There is no doubt that the recent cloud ‘outages’ have tempered the more extravagant claims for the reliability of the cloud. Such things matter for many applications. The problem that affects so many of the less-experienced commentators on the IT industry is that it is hard to grasp the diversity and range of applications and their contrasting requirements. One one hand, we have games, photo stores and entertainment, and the other we have critical healthcare applications where lives can be lost if systems go down or financial applications that have economic repercussions if they fail. Many manufacturing systems can cause catastrophe if they become unavailable for any significant time. It is human nature to extrapolate from ones own experience. We therefore get over-generalised prophesies about an imminent-future that is almost entirely cloud-based.
Although it is tempting to react cynically to the worst of the Cloud evangelism, there are still plenty of ways of using Cloud services, even now in their imperfect state. It would be unwise to ignore them.
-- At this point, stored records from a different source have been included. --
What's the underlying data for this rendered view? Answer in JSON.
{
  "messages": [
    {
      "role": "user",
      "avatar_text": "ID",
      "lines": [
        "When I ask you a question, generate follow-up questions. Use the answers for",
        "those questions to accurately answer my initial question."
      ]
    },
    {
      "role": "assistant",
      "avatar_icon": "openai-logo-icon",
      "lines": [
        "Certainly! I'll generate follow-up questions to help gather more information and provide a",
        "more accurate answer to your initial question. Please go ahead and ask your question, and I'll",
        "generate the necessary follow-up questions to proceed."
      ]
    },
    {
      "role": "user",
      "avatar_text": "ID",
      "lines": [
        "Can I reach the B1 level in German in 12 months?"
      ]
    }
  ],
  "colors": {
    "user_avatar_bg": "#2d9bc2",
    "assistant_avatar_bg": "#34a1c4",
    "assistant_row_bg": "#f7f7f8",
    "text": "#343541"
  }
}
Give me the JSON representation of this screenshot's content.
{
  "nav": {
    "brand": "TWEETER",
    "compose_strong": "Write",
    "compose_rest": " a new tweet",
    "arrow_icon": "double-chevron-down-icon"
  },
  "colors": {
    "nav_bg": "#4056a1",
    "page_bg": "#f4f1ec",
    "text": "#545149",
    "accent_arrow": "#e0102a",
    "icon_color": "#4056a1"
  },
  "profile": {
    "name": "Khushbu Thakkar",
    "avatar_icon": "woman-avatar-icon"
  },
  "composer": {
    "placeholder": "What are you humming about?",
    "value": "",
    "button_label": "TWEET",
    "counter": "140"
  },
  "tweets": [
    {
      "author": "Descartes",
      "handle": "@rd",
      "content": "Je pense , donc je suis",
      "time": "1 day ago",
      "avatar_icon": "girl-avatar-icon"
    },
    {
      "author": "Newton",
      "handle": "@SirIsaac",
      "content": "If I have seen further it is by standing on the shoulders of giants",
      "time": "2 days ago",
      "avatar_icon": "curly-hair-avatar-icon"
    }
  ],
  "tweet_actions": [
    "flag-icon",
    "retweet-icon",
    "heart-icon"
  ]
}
The canny CIO will make use of the obvious advantages of public cloud services where it risks neither security or availability. Adoption of the Cloud services and platforms is going to be most effective where the Cloud’s advantages of rapid scalability can be harnessed. There are other obvious candidates in development work such as bug tracking, feature-usage reporting, workflow and source control. For archiving, a move to the cloud seems obvious. For the database professional, there are plenty of other opportunities for using the cloud. Already, automated database testing is becoming easier to manage by consolidating each test environment on VM images in the cloud. It is also useful for offsite backup, or even limited Backup-as-a-Service. The design of hybrid applications is now well-proven, and there are plenty of ways for putting less critical aspects of database applications, such as reporting and monitoring, in the Cloud. I’m quite relaxed about the idea of maintaining hot standbys in the cloud, just in case. If I could find them, I’d cheerfully use cloud-based services for more mundane tasks such as formatting SQL code, checking for ‘code smalls’, detecting unused variables, finding naming inconsistencies, or checking compatibility of code with different versions of SQL Server.
So, in a year’s time. Do you see that, for your role, you could usefully exploit a wider range of Cloud services or platforms for some of the tasks that you are responsible for? Are you constrained by compliance issues, security issues or corporate policy? Are you waiting for the ‘paint to dry’ before adopting Cloud service?